There is clearly a power law in force here with a steep declination. The top five search items (Home, Sex, Love, Food, Family) constitute nearly 60% of this population of 97 search items. The next five (War, Security, Education, China, Disease) are nearly 17% of the searches. The top ten of ninety seven search items are 76% of all searches.

Issues that are of overwhelming interest among the chattering classes (Racism, Gay Marriage, Implicit Bias, Rape Culture, etc.) occupy vestigial interest among all Americans (as reflected in their searches.)

Biology seems to trump romance with "Sex" searched for about 35% more often than "Love." Disappointing perhaps, but useful to know.

Foodies are validated. I experience frustration with the amount of attention dedicated to food in conversations and in the media. All those food shows. But apparently my disinterest in the art of food is a minority view with food being among the top five searches.

I was surprised that certain items were not higher. Abortion at 0.5% of all searches, Terrorism at 0.1%, Social Media at 0.2% of all searches, Drug Overdose at 0.2%. This suggests to me that these issues are not broadly pertinent to most people (low percentages) but are likely of intense interest to select populations (relatively large standard deviations) in the right context. Even given that rationalization, the Drug Overdose result still surprises me.
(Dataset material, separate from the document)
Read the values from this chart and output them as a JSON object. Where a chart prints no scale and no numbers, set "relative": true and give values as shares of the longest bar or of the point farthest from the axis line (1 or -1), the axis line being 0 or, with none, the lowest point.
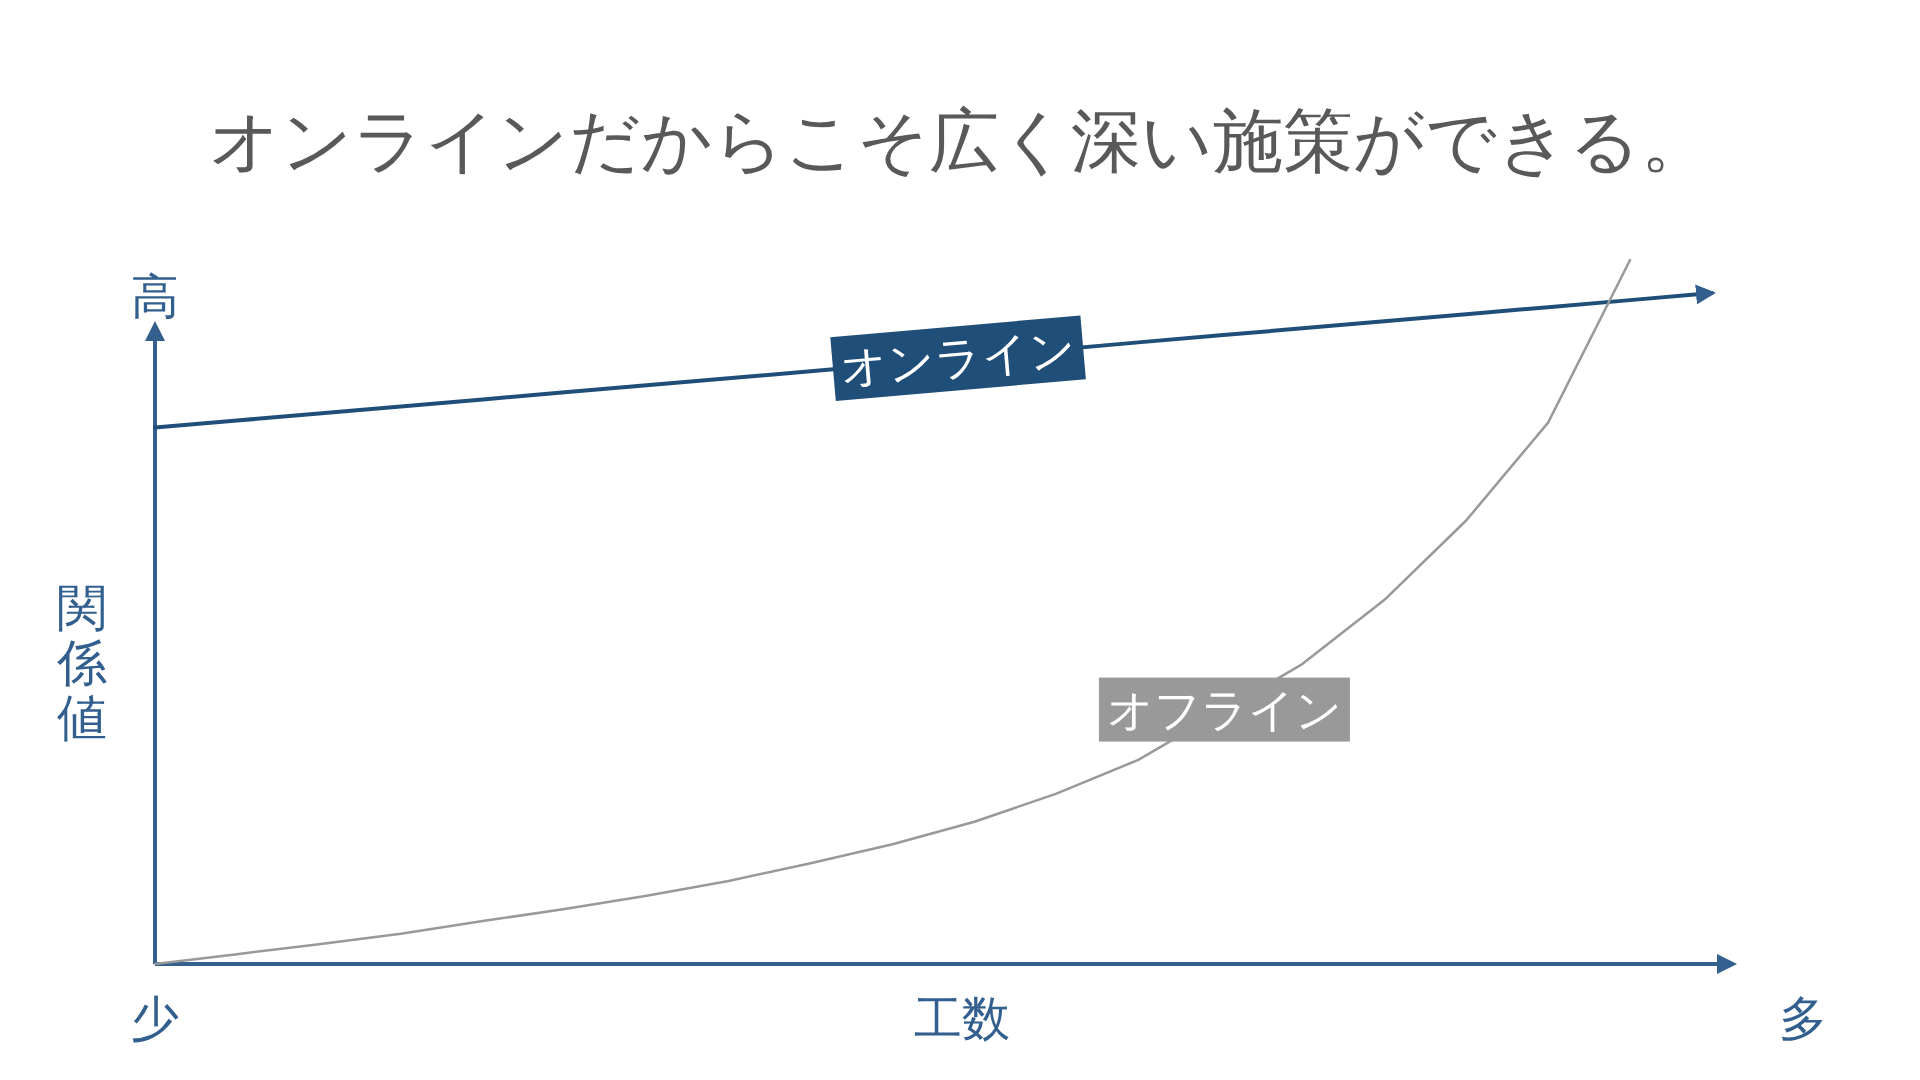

We are losing some 65,000 people a year to drug overdoses and neither Drug Overdose or Opioid Crisis are much searched. I have no explanation.

I was also surprised at how high some items were. I have considered the amount of column inches dedicated to the issue of Transgender to be way out of proportion to what people are focused on. Granted it absorbs only 0.1% of searches but that is higher than I would have expected.
It is rather like staring at the gravel in a zen garden. The longer you stare at the data, the more you see. While interesting, it's power is in suggestion possibilities rather than proving anything.